For the partisans of David Frenchism (and you can count me in their number), it would be enough for government to secure our liberty. I would in fact consider my work as a political critic complete (and the eschaton finally imminent) if I believed that the state could be trusted to do that. There is much more to the good life than politics, and liberty, properly understood, is only a means, not an end. The question of what we are to do with that liberty might be answered in any number of ways consulting many different sources of wisdom. But it is far too important to be left to the people who cannot even quite make the trains run on time. A government that is soon likely to be presided over either by Donald Trump or Elizabeth Warren is not a fitting instrument of moral instruction, and the people — We, the People — who bear the blame for having made it what it is ought to be modest in our expectations about what we might make of it in the future.

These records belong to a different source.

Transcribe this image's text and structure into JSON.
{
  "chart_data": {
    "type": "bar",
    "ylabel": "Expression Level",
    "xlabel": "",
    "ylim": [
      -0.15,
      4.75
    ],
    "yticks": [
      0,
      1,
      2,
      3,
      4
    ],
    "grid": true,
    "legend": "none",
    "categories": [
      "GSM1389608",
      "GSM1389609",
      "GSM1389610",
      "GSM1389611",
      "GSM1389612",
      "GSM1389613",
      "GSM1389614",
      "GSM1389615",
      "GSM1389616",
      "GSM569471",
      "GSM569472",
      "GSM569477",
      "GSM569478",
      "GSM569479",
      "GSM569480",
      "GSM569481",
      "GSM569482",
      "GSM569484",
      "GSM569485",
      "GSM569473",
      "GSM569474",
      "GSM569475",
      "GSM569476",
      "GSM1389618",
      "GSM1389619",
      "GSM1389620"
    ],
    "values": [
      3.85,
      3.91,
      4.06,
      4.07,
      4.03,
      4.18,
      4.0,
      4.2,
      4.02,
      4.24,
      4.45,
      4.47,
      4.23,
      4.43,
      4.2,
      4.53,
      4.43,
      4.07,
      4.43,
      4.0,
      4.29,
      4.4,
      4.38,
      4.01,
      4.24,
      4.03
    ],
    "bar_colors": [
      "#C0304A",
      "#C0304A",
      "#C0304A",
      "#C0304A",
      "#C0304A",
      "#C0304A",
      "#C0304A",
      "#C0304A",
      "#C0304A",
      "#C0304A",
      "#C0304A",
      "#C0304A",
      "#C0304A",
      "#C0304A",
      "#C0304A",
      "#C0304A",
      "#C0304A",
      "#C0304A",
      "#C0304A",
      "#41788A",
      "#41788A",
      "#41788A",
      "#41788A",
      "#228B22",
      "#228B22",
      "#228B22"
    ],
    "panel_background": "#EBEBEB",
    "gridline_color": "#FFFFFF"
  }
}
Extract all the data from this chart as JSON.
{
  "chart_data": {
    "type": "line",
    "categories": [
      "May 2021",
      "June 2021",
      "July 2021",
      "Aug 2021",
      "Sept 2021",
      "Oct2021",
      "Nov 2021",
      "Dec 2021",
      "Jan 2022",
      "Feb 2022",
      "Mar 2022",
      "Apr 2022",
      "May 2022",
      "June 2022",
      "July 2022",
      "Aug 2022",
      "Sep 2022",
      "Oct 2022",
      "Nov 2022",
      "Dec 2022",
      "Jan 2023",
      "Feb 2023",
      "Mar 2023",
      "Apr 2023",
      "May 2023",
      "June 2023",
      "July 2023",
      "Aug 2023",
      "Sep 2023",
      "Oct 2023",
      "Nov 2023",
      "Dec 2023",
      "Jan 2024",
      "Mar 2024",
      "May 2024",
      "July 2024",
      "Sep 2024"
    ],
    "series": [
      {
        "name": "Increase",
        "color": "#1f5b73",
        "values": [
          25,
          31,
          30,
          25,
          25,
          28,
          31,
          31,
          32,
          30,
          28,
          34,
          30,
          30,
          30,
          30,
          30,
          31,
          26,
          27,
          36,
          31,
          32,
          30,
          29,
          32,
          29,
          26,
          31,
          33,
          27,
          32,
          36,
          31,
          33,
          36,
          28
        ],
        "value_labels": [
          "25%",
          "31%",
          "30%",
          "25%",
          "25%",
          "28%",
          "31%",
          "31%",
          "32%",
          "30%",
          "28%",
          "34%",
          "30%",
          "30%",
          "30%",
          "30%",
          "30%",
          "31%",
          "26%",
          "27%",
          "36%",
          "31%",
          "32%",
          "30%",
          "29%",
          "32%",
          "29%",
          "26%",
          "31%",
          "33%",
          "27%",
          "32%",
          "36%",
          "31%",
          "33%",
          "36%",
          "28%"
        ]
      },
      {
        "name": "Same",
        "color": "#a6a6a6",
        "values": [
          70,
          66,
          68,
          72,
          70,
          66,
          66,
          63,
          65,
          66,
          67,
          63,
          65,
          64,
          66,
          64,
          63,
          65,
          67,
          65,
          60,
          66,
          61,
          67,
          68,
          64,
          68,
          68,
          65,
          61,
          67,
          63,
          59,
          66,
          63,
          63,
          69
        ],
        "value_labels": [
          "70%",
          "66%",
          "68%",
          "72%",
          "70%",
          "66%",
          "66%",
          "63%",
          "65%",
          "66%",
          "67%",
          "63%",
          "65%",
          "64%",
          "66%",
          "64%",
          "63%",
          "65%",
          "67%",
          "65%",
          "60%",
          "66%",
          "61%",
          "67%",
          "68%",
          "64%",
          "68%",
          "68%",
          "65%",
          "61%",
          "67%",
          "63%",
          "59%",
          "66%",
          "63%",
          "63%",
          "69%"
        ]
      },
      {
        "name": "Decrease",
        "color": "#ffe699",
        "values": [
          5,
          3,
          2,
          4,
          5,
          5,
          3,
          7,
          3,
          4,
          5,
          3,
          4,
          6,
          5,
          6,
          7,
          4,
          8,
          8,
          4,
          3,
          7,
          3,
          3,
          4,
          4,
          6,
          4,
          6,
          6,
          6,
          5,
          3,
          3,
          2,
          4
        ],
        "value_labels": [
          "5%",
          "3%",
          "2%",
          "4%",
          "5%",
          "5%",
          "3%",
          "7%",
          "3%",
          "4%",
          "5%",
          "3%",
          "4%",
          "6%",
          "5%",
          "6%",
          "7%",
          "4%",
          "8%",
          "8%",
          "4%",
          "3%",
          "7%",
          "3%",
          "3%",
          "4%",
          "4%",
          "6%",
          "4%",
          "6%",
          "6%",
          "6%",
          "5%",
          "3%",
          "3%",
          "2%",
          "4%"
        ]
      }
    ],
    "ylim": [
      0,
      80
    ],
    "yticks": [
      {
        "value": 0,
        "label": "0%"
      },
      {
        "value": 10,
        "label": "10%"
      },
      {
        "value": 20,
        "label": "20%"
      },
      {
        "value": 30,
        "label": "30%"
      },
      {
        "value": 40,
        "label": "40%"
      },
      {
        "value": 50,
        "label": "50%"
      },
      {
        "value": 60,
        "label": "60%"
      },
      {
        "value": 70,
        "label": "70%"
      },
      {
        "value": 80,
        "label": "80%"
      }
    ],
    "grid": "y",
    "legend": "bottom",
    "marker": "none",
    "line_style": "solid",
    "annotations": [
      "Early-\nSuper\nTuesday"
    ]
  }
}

Somewhere in Mr. Ahmari’s catechism are the words Put not your faith in princes. It took ten plagues and a river of blood to communicate the fullness of that truth in the time of Moses. But there is nothing that is finally and truly unforgettable, which is why we conservative are obliged to keep bothering our countrymen about pesky little truths that many of them would rather forget. One of those is that investing mere political functionaries with the power of moral compulsion does not liberate the polity from moral error but instead makes the moral errors of certain men universal and mandatory.